Agora, se me permitem, darei meu depoimento sobre a violência no Rio nos anos 90, porque foi neles em que eu fui criado. Na época não tinha nenhuma noção do que representava o tráfico, mas sabia muito bem associar as imagens dos bandidos e de seus ataques á violência. Na época sempre aparecia nos jornais o nome do Escadinha, um dos mais famosos membros do CV, responsável por uma fuga de helicóptero da cadeia de Ilha Grande. Além disso, haviam notícias sobre o Morro de Santa Marta a toda hora; muitas batidas policiais violentas foram documentadas ali. E havia ainda o espectro da Chacina de Vigário Geral. Mesmo não sabendo o que significava chacina já podia perceber que era uma palavra que mudava a expressão das pessoas instantaneamente.
Esses são apenas alguns casos dos quais me lembro, mas existem muitos outros que tomei melhor conhecimento hoje, seja por curiosidade, seja por histórias da família. Mas uma coisa é interessante: essas notícias, pelo menos na minha memória, vinham sempre acompanhadas de denúncias de corrupção por parte dos políticos locais. Era a época de Luís Paulo Conde, Marcelo Alencar, César Maia, Leonel Brizola, Garotinho. A política também não ficava atrás: o secretário de segurança do Rio, Nilton Cerqueira, se tornou folclórico por matar Lamarca e pela criação da "medalha Bangue-Bangue", uma premiação para o policial que mais bandidos matasse.

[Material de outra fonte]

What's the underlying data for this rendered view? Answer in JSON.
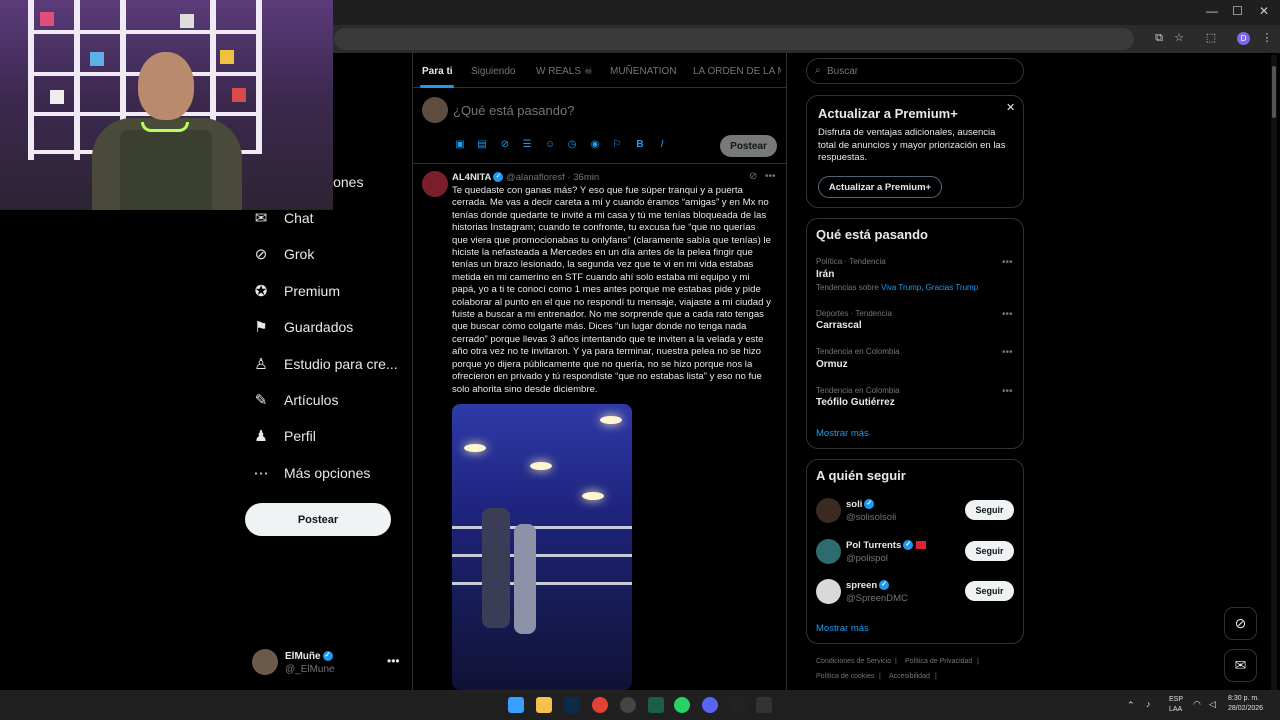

Esse triste painel que peguei em minha infância e que acompanho desde então produziu em mim, e não só em mim como na maioria das pessoas que conheço, a desilusão com qualquer tipo de mudança na política e sociedade da cidade. A corrupção já havia se enraizado no poder público e na polícia, a ponto de se tornar, como muitos analistas dizem, cultural. Onde o Estado não estava, crescia o tráfico e a violência. As organizações criminosas se proliferaram: ADA, Comando Vermelho, traficantes independentes. Além, é claro, dos grupos de extermínio, mantidos por policiais, e as milícias.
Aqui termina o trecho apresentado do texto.